Over the last decade studies reported a rising incidence of colorectal cancer (CRC) in the younger population below the age of recommended screening thresholds. Alongside a higher incidence of young-onset CRC, there is more and more evidence of advanced tumors among younger patients. Reasons for increased tumor aggressiveness are the subject of active debate. Besides genetic risk factors, environmental factors may also play a decisive role.

Research motivation

Several studies tried to shed more light on risk factors favoring young-onset cancer. To date, there is more speculation than strong evidence on what may lead to advanced CRC in young individuals. With our analysis of clinicopathologic parameters we intended to make a contribution to better understand the tumor biology of CRC of the young.

Research objectives

The purpose of this work was to compare histopathologic features of CRC diagnosed in young compared to patients over 50 years of age at our institution.

Research methods

The present study is a monocentric retrospective cohort analysis from a Swiss tertiary center hospital.
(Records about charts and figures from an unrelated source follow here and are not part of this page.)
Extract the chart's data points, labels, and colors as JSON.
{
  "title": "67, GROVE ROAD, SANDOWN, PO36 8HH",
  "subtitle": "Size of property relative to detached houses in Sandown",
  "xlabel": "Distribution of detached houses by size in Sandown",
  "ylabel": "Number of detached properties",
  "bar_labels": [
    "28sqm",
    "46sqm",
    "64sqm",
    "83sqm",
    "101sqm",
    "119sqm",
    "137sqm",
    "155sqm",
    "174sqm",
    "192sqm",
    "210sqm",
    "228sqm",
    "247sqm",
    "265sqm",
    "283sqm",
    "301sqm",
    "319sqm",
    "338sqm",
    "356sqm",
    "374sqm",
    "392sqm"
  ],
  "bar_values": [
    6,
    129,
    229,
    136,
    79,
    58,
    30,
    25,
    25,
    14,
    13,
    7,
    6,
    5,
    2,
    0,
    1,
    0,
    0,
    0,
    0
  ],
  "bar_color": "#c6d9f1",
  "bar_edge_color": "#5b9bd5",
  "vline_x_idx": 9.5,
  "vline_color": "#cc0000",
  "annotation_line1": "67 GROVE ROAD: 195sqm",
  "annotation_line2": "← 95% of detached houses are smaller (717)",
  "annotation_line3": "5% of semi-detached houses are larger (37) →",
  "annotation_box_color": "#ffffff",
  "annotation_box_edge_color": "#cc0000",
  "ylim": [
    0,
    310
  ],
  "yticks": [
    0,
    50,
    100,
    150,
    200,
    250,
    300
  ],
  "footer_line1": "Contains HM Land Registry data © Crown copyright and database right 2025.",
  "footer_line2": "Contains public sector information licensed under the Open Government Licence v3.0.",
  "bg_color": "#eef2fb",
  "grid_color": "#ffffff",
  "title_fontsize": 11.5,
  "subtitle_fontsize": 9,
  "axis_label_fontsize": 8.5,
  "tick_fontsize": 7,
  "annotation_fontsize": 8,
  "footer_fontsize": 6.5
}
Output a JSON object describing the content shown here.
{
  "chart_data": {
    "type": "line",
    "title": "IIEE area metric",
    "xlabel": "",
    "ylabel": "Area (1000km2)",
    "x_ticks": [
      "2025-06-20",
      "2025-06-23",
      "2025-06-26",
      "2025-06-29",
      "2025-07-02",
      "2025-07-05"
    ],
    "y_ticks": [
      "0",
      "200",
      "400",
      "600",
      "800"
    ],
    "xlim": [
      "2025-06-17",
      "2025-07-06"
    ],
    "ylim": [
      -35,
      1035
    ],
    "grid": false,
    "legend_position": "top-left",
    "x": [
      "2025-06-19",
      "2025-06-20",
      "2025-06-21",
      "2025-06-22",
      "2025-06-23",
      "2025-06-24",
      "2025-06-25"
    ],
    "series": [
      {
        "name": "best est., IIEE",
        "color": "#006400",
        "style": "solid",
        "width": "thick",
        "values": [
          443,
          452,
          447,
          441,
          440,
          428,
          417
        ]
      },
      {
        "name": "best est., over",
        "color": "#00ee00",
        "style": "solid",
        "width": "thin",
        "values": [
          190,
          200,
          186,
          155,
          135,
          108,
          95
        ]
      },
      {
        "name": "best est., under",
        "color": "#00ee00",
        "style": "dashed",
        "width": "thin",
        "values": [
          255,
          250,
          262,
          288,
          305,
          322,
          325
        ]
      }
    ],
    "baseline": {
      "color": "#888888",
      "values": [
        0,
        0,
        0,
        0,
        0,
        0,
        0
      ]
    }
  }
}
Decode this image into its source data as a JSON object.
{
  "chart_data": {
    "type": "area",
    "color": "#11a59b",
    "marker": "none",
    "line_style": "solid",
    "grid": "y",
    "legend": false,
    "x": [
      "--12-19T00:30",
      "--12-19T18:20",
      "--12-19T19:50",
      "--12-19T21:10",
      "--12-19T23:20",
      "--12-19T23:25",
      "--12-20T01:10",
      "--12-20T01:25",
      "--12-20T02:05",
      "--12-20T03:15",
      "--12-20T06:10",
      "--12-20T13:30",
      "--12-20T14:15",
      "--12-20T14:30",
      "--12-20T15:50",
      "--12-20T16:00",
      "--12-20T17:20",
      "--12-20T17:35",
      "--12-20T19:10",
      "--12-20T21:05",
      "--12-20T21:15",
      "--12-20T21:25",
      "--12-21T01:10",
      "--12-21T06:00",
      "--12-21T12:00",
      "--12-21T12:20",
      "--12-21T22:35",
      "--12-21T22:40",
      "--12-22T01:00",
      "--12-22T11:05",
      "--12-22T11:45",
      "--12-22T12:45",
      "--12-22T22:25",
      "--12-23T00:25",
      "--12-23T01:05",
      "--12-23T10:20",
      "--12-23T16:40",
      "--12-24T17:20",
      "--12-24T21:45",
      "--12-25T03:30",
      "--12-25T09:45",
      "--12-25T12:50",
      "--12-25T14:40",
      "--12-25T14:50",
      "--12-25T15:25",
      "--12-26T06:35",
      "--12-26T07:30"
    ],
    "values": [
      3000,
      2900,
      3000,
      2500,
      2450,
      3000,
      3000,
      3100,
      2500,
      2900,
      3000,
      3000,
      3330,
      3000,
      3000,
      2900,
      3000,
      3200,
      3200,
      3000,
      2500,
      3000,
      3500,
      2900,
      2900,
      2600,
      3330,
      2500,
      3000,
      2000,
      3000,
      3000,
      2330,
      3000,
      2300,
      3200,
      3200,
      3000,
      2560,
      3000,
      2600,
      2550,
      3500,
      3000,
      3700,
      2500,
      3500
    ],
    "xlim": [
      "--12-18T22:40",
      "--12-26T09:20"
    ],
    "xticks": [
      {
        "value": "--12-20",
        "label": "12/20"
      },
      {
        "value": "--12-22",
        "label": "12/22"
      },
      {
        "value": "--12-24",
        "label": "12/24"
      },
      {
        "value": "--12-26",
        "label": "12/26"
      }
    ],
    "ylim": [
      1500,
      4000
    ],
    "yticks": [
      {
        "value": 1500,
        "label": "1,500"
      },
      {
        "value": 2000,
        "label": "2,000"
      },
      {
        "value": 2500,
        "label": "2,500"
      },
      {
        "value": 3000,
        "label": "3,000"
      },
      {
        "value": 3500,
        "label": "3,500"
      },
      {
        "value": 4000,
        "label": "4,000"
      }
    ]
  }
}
Patient records covering a time period of 6 year (2013–2018) were included and analyzed according to age based on current CRC screening programs (< 50 and ≥ 50 years of age). The study was approved by the responsible ethics committee.

Research results

The histopathological assessment of the CRC showed a higher proportion of locally advanced tumors in younger patients below 50 years of age. In addition, lymph node metastases were more frequent in young patients with more distant metastases diagnosed among the youngest in our center (< 40 years of age). Mutational status and behavioral risk factors depicted no difference among the groups.

Research conclusions

Patients younger than 50 years of age suffer from more advanced CRC, and show more frequently lymphatic invasion and with more frequent lymphatic metastases than the cohort over 50 years.

Research perspectives

Our study highlights the need to identify young individuals at risk of developing early-onset CRC. Future research should be directed towards identification of individual risk factors for colorectal carcinogenesis at young age and reasons for the early metastatic behavior of tumors in affected patients. Finally, studies such as ours question the current age limit for government-driven CRC screening programs, which may have to start before the age of 50.